Last week, a sell out conference in Edinburgh considered the vexed question of what communities should do in response to the climate emergency. The tone for the day was set with a call to action from Esther Silverton, a 16 year old youth climate striker, who spoke with real passion as she pointed the finger of responsibility at her audience. This Communities Call for Action was launched during the conference and communities everywhere are encouraged to sign. Most of the day was spent considering what action communities might take. This recent publication from CRNS provides a few pointers.
Once upon a time, the communities that sit at the foot of the Cowal Peninsula were popular with Glaswegians escaping ‘doon the watter’ to enjoy the fresh air of the Firth of Clyde. The paddle steamers have long since stopped visiting and life has become much quieter. And partly because of this, the locals have lived with the threat of losing the community’s only shop and Post Office – an event which many feared could spell the end of community life. Two years of hard slog and one successful community shares offer later, they took the keys earlier this week.

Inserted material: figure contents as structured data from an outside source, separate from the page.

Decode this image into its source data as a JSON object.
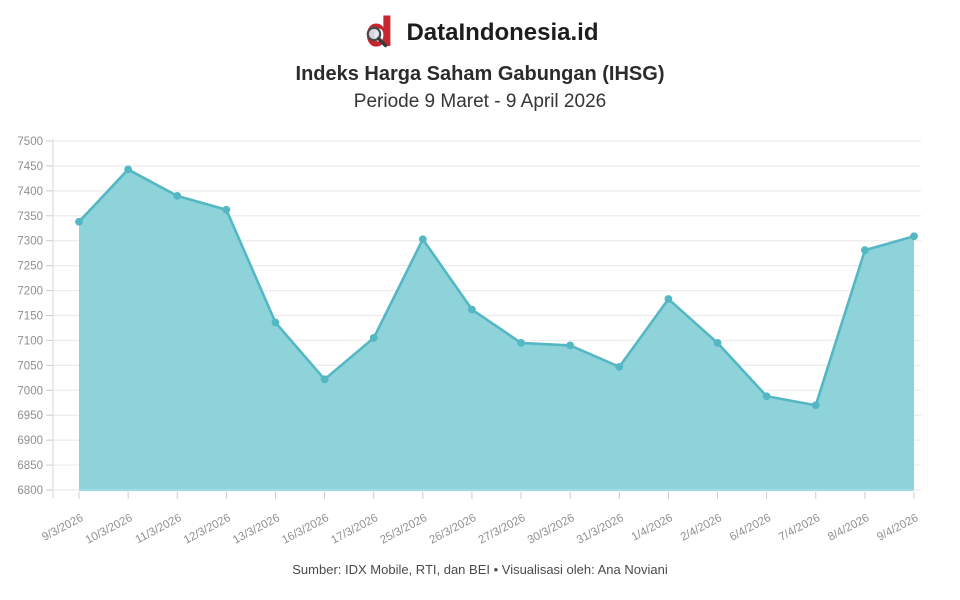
{
  "brand": {
    "name": "DataIndonesia.id",
    "logo_letter": "d",
    "logo_color": "#c62630"
  },
  "header": {
    "title": "Indeks Harga Saham Gabungan (IHSG)",
    "subtitle": "Periode 9 Maret - 9 April 2026"
  },
  "footer": {
    "source": "Sumber: IDX Mobile, RTI, dan BEI • Visualisasi oleh: Ana Noviani"
  },
  "chart_data": {
    "type": "area",
    "title": "Indeks Harga Saham Gabungan (IHSG)",
    "subtitle": "Periode 9 Maret - 9 April 2026",
    "xlabel": "",
    "ylabel": "",
    "categories": [
      "9/3/2026",
      "10/3/2026",
      "11/3/2026",
      "12/3/2026",
      "13/3/2026",
      "16/3/2026",
      "17/3/2026",
      "25/3/2026",
      "26/3/2026",
      "27/3/2026",
      "30/3/2026",
      "31/3/2026",
      "1/4/2026",
      "2/4/2026",
      "6/4/2026",
      "7/4/2026",
      "8/4/2026",
      "9/4/2026"
    ],
    "values": [
      7338,
      7443,
      7390,
      7362,
      7136,
      7022,
      7105,
      7303,
      7162,
      7095,
      7090,
      7047,
      7183,
      7095,
      6988,
      6970,
      7281,
      7309
    ],
    "ylim": [
      6800,
      7500
    ],
    "ytick_step": 50,
    "grid": "horizontal",
    "legend": "none",
    "markers": true,
    "colors": {
      "fill": "#8ed3da",
      "line": "#54b7c4",
      "marker": "#54b7c4",
      "baseline": "#9edbe2",
      "gridline": "#ececec",
      "axis": "#dddddd",
      "tick": "#cccccc",
      "tick_label": "#8f8f8f"
    }
  }
}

At a recent conference on community wealth and well-being, Cranhill Development Trust offered a brief insight into the lived experience of poverty in their community. In their recently opened community shop, items like toilet rolls that normally come in multi-packs are split up and sold as single items. They even weigh out vegetables into one meal packs along with individually measured sachets of herbs and spices. The campaign to make the universal human right of access to food into a reality in Scotland by enshrining it in Scots law is gathering pace.
Anyone who has organised a conference that stretches over two days and involves a dinner will know the dilemma of whether to provide some form of entertainment for delegates. My instinct is generally to veer away from laying anything on – just let folk get on with their conversations and networking. But I was outvoted recently when a social enterprise choir were commissioned to make a surprise end-of-meal appearance. Shameless plug for SoundSational – book ‘em! They are sensational. Scotland’s vibrant voluntary arts scene held its annual awards night in Edinburgh recently. Some worthy winners.